When I bought my house twenty years ago, one of the things I loved most was the little perennial garden that ran along the driveway from the front steps to the side. It had been professionally designed and planted and the owners left me the garden schematic beautifully plotted out on parchment-thin paper, shaded with soft penciled colors. That first summer I watched and waited and didn’t make many changes. I had hostas and needle leaf coreopsis and Russian sage and cranesbill.

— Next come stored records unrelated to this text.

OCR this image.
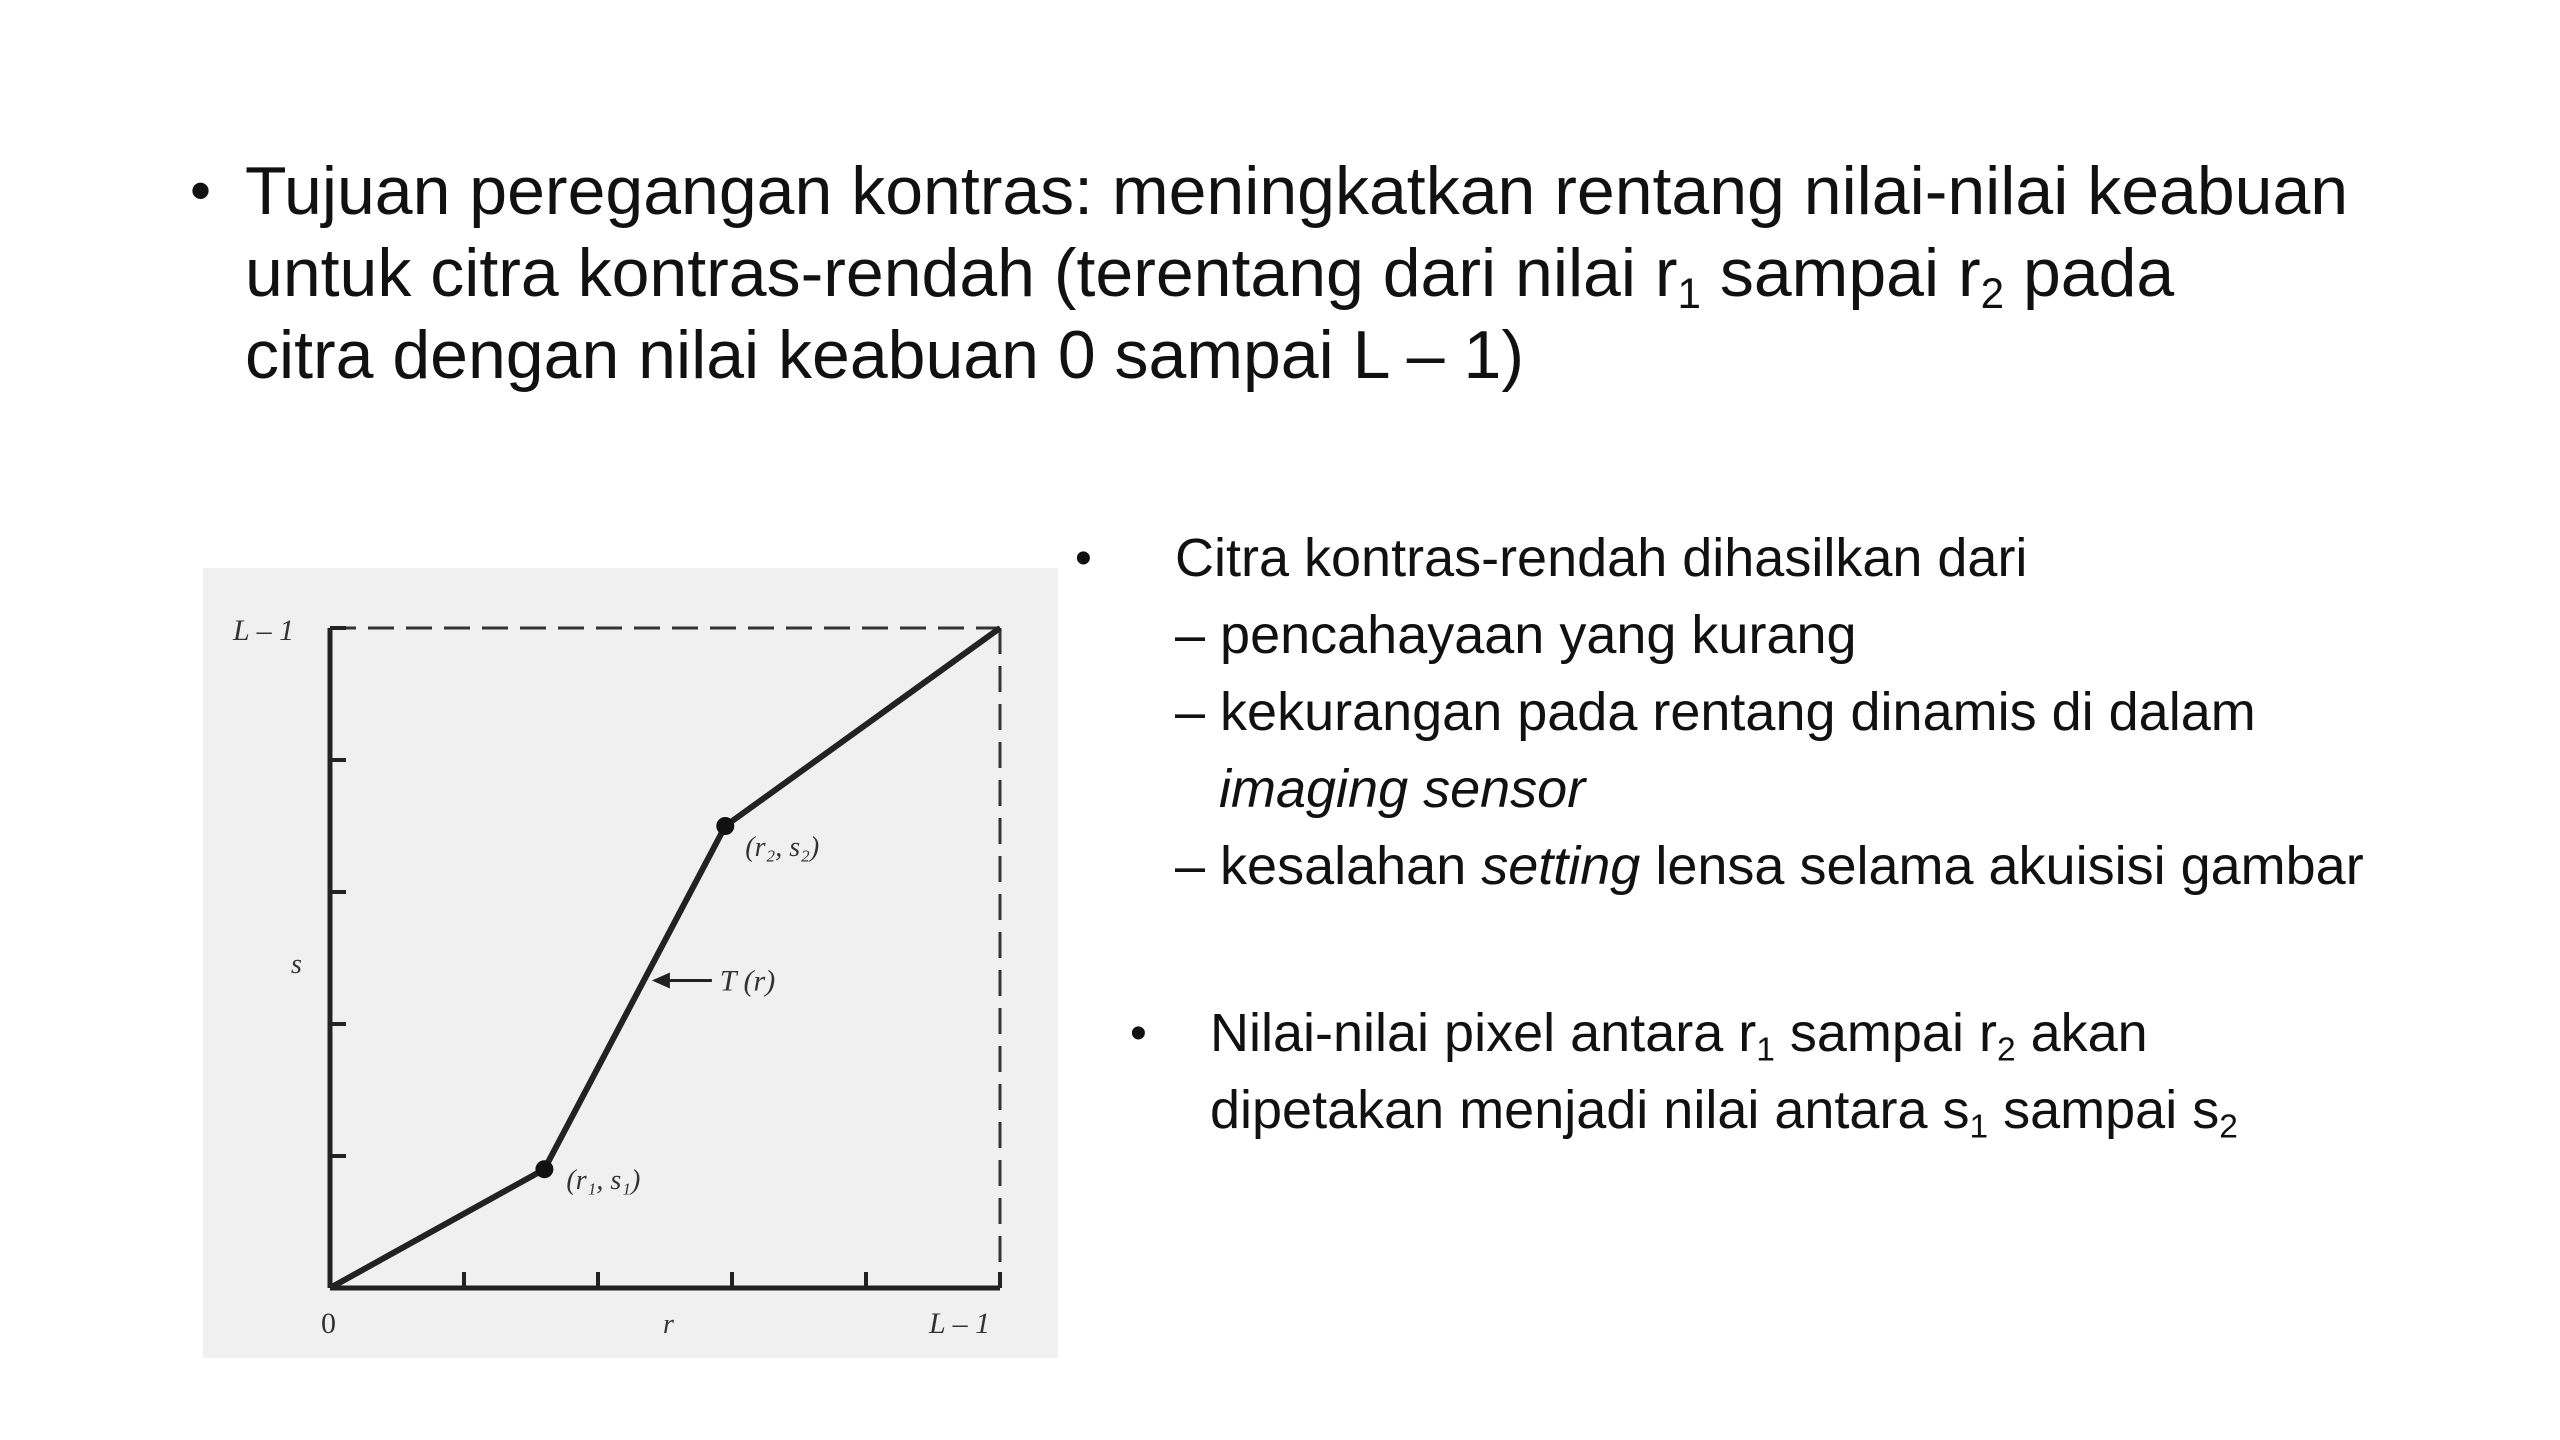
• Tujuan peregangan kontras: meningkatkan rentang nilai-nilai keabuan
untuk citra kontras-rendah (terentang dari nilai $r_1$ sampai $r_2$ pada
citra dengan nilai keabuan 0 sampai L – 1)
L – 1
s
0	r	L – 1
(r₁, s₁)
(r₂, s₂)
T (r)
• Citra kontras-rendah dihasilkan dari
– pencahayaan yang kurang
– kekurangan pada rentang dinamis di dalam
imaging sensor
– kesalahan setting lensa selama akuisisi gambar
• Nilai-nilai pixel antara $r_1$ sampai $r_2$ akan
dipetakan menjadi nilai antara $s_1$ sampai $s_2$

But after that I got brave. (Brave for me, that is!) I made a trip to the garden market every spring and chose maybe one or two new perennials. Because I have a notorious brown thumb, many didn’t survive. But I managed to coax along some balloon flowers, stargazer lilies, sedum, and black-eyed Susans. My Shasta daisies were stunted by earwigs and every chrysanthemum I planted lasted only a season or two. It was trial and error, with the tendency towards error.
I’m a cautious gardener, you see. I like order–not necessarily rows–and my garden is pleasant and neat… but rather tame.

The meadow
This spring my husband decided to start gardening himself by growing a few annuals from seed. (I always supplement my perennials with potted annuals: marigolds, petunias, geraniums, etc.) Then I asked for a salad bowl–you know, those potted mixes of tiny romaine and leaf lettuces, some baby kale–so I could have salad at the ready. He thought he might try some perennials, just because. The result was three portable greenhouse units crammed with flats and seedlings, moved from window to window, inside to outside. I’ll admit the chaos was a bit alarming for me, someone who loves order and plants methodically.
Now you must also know that B is an all or nothing type of guy. He lives large, takes risks. Doesn’t always plan, but lets life unfold. He’s reaped a lot of highs (and lows) with this approach to life. His garden just sort of happened and there’s nothing small scale about it.
B gardens with abandon and I’ve come to love the beauty in what I once saw as disarray. There’s a lush jungle of pots upon pots on our deck and riots of roses and morning glories along the fence. He started a meadow a few years back and this year it has come into its own–a tiny patch of intentional wilderness right in our yard, complete with a grotto of phlox for my Blessed Virgin.
I still putz in my side garden, swapping out plants occasionally, dead-heading when I remember, and filling in spaces when I get some inspiration. It’s nice.
But B’s garden space is a tangle of color, exploding with annuals and perennials. It’s gorgeous.
And my heart is richer for it.
And it’s so lush and fresh even in this heat!! A real refuge.